By BD REPORTER
In Summary
- The firm, still suspended from the Nairobi Securities Exchange over boardroom wars, saw its net profit decline 62 per cent to Sh147.5 million from Sh383.6 million.
CMC Holdings Ltd has reported a sharp fall in profit, driven by reduced foreign exchange gains.
The firm, still suspended from the Nairobi
Securities Exchange over boardroom wars, saw its net profit decline 62
per cent to Sh147.5 million from Sh383.6 million.

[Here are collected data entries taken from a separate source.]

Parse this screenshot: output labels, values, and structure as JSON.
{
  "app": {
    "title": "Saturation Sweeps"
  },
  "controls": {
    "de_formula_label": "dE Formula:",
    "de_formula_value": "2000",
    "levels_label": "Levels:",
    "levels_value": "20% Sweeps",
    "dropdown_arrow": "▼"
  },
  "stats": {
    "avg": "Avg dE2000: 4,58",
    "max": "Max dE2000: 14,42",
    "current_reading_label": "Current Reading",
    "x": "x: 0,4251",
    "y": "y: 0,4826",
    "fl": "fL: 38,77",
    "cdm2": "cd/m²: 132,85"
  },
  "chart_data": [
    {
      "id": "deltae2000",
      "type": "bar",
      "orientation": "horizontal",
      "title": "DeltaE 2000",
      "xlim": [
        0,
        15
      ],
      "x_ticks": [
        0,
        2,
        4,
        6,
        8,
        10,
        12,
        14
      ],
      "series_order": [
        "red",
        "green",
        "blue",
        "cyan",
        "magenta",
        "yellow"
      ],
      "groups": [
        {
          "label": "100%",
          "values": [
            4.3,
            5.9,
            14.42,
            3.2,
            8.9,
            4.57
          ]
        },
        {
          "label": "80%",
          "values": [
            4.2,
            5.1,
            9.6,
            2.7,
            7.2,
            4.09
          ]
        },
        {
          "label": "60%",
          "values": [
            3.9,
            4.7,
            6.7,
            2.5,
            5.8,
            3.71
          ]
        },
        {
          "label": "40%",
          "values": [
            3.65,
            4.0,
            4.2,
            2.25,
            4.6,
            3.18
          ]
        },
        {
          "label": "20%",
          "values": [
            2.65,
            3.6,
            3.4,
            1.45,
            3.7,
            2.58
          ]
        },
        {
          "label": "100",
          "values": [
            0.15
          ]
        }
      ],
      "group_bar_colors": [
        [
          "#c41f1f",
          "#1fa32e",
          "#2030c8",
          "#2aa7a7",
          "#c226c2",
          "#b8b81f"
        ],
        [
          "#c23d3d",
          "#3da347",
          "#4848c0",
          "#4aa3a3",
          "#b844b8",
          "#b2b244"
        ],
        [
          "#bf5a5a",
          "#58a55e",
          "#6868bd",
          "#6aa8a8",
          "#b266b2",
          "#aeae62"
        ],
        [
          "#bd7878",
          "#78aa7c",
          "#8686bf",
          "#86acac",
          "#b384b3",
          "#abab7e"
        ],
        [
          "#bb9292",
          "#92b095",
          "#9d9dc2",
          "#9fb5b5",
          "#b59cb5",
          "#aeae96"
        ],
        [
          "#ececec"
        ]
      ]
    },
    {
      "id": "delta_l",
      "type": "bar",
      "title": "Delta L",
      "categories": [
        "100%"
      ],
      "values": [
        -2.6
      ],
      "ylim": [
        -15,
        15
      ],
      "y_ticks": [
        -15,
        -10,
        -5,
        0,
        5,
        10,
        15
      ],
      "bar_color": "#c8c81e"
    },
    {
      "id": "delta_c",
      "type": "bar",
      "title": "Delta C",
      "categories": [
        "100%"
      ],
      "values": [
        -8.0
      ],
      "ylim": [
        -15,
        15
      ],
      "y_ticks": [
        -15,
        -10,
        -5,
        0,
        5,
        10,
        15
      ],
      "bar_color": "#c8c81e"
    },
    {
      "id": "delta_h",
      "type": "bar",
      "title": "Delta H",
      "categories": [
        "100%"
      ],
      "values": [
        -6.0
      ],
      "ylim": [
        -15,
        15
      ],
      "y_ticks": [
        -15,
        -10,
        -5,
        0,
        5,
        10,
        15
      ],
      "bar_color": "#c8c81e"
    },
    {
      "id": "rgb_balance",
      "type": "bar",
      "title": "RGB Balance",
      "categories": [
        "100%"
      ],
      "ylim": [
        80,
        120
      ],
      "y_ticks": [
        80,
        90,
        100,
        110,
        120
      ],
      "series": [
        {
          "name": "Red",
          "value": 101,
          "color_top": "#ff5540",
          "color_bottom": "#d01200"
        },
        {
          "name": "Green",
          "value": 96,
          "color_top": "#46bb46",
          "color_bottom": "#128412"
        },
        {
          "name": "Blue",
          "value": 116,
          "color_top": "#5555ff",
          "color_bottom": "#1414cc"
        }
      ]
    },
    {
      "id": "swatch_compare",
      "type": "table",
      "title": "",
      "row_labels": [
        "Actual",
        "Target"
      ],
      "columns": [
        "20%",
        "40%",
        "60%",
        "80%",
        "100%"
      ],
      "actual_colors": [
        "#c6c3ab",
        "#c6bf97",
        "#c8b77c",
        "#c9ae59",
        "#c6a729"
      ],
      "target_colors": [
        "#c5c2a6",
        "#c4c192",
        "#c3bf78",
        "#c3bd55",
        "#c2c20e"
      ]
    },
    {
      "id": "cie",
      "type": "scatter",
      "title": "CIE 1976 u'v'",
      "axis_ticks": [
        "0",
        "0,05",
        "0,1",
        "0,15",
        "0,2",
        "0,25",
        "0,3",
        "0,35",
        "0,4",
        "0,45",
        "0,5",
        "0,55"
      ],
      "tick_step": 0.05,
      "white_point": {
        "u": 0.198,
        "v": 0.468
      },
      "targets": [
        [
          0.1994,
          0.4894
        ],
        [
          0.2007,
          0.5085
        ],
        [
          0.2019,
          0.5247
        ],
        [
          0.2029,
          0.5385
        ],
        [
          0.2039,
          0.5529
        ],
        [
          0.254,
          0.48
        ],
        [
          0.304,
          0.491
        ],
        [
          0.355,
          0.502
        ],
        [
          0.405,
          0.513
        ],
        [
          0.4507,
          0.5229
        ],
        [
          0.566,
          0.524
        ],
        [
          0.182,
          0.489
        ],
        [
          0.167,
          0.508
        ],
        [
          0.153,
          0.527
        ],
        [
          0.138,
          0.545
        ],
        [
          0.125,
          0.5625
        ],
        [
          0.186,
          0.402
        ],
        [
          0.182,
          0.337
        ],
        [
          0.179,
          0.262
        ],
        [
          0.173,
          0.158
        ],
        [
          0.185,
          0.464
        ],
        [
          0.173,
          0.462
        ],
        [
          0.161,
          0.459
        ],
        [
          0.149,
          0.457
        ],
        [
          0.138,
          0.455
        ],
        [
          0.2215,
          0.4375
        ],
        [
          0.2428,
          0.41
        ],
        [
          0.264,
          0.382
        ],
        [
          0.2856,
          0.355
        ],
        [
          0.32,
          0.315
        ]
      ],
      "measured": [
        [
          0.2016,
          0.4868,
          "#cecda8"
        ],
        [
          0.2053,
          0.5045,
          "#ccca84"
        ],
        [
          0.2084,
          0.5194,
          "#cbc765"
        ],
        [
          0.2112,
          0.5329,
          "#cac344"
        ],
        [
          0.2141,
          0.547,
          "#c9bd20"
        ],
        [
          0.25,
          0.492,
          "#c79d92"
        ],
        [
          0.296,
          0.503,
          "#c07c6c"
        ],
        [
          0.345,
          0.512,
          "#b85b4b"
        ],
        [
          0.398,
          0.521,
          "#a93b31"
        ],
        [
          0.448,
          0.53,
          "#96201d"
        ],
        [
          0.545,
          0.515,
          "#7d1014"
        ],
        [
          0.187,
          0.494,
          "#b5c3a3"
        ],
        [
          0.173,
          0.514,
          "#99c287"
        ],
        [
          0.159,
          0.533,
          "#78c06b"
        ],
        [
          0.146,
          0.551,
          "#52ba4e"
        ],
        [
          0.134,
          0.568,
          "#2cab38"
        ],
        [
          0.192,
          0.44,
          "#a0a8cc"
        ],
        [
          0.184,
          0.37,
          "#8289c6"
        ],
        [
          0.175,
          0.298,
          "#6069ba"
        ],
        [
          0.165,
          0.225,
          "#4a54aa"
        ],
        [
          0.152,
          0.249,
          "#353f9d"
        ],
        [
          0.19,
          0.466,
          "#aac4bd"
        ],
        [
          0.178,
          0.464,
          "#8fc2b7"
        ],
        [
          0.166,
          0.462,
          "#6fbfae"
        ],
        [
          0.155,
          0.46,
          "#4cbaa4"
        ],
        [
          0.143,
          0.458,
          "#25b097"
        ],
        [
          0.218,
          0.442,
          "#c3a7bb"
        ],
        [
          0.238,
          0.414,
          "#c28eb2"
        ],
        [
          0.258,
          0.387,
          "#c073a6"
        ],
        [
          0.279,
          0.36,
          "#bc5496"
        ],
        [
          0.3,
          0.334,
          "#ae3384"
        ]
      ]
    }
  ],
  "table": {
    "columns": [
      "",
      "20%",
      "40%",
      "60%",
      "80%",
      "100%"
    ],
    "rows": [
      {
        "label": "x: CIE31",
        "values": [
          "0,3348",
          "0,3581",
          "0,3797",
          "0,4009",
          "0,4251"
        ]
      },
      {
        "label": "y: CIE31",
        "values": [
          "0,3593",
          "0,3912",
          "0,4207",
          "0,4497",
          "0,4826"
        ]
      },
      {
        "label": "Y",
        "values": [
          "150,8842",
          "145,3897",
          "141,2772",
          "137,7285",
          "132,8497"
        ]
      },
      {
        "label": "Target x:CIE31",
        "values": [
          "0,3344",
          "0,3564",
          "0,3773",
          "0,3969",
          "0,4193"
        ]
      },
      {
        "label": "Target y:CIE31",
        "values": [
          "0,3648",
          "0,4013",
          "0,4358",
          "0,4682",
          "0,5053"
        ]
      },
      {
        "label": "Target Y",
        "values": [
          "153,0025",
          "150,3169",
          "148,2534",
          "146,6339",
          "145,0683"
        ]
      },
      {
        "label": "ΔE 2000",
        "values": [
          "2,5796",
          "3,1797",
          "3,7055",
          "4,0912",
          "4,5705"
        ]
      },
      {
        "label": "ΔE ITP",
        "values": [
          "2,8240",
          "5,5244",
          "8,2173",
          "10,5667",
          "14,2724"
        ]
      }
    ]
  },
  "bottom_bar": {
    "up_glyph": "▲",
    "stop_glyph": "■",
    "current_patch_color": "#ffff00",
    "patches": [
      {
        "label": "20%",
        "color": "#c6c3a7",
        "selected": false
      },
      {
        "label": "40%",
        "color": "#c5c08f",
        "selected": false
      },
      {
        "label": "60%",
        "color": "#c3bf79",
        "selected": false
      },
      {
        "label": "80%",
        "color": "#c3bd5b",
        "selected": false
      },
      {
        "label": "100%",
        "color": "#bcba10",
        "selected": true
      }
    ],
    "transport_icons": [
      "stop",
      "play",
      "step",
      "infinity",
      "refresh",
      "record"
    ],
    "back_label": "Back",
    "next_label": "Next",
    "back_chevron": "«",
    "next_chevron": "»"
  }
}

CMC, which is preparing to hold an annual general
meeting on June 12 covering two years, noted the profit was higher by 40
per cent than the entire previous full year when it chalked up Sh105.6
million.
It revealed the turnover for the first two months
of the second half was substantially up while borrowing costs continued
to drop.
“Management is optimistic that this growth trend
will continue to gain momentum as many of the challenges affecting
business in the recent past have now been addressed,” said acting group
managing director Mary Ngige.
In the six months to March 2012, the motor
vendor’s bottom line had received Sh450.3 million forex boost which
contracted to Sh89.6 million in 2013.
CMC in the period managed to grow sales to Sh6.9
billion from the previous period’s Sh6.4 billion representing an eight
per cent improvement.
However, the cost of sales rose by a slightly
lower margin even as the cost of administration fell 11 per cent to eat
into the revenue gains.
“The group has several initiatives it has embarked
on to ensure that it recaptures and grows its market share,” said the
statement signed by chairman Joel Kibe.